This drawing earned its author new death threats, newspapers defended her

This drawing earned its author new death threats newspapers defended

The publication of a caricature on the famine raging in Gaza earned the cartoonist Coco death threats, Libération reveals.

Nearly ten years after the terrible attack on Charlie Hebdo, during which the designer Corinne Rey, known as Coco, was taken hostage, she is once again threatened with death, denounces Release in a press release published Tuesday March 12. According to the daily, Coco is targeted by “a wave of threats, insults and intimidation”. At issue: the publication of a caricature which denounces the famine which is currently affecting the Gazans, still bombarded by the Israelis. As the designer regularly does, she also makes fun of the dictates of religions.

While the caricature depicts starving Gazans amid the ruins of a war that has dragged on for five months now, a skeletal figure runs behind two rats, as if they were the only ones left to eat.

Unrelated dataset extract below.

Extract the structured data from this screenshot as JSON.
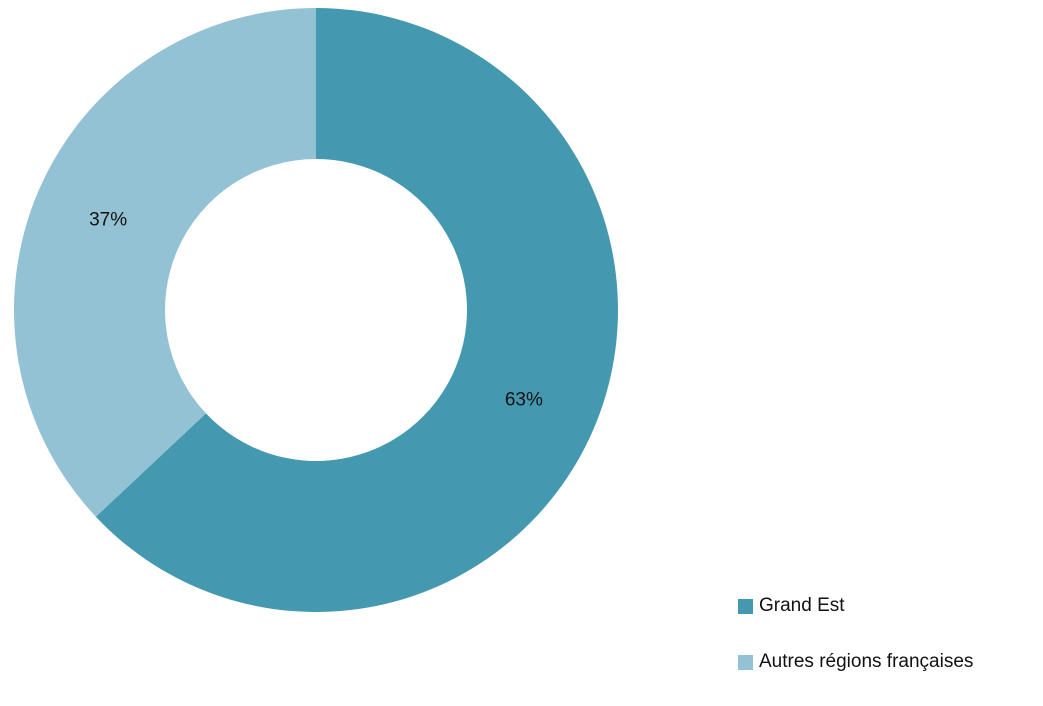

It was then that a woman slapped him on the hand, saying: “Ttt… Not before sunset”, in reference to the fast observed from sunrise to sunset by practicing Muslims during the month of Ramadan which started this Monday.

In their joint press release, the newspaper’s editorial management and the Society of Journalists and Liberation Staff (SJPL) vigorously defended the intimidation to which Coco was subjected. “These attacks on our colleague must in no way be trivialized, and we assure her of our solidarity and support,” they said. For his part, Charlie Hebdo also gave its support to the cartoonist on on x.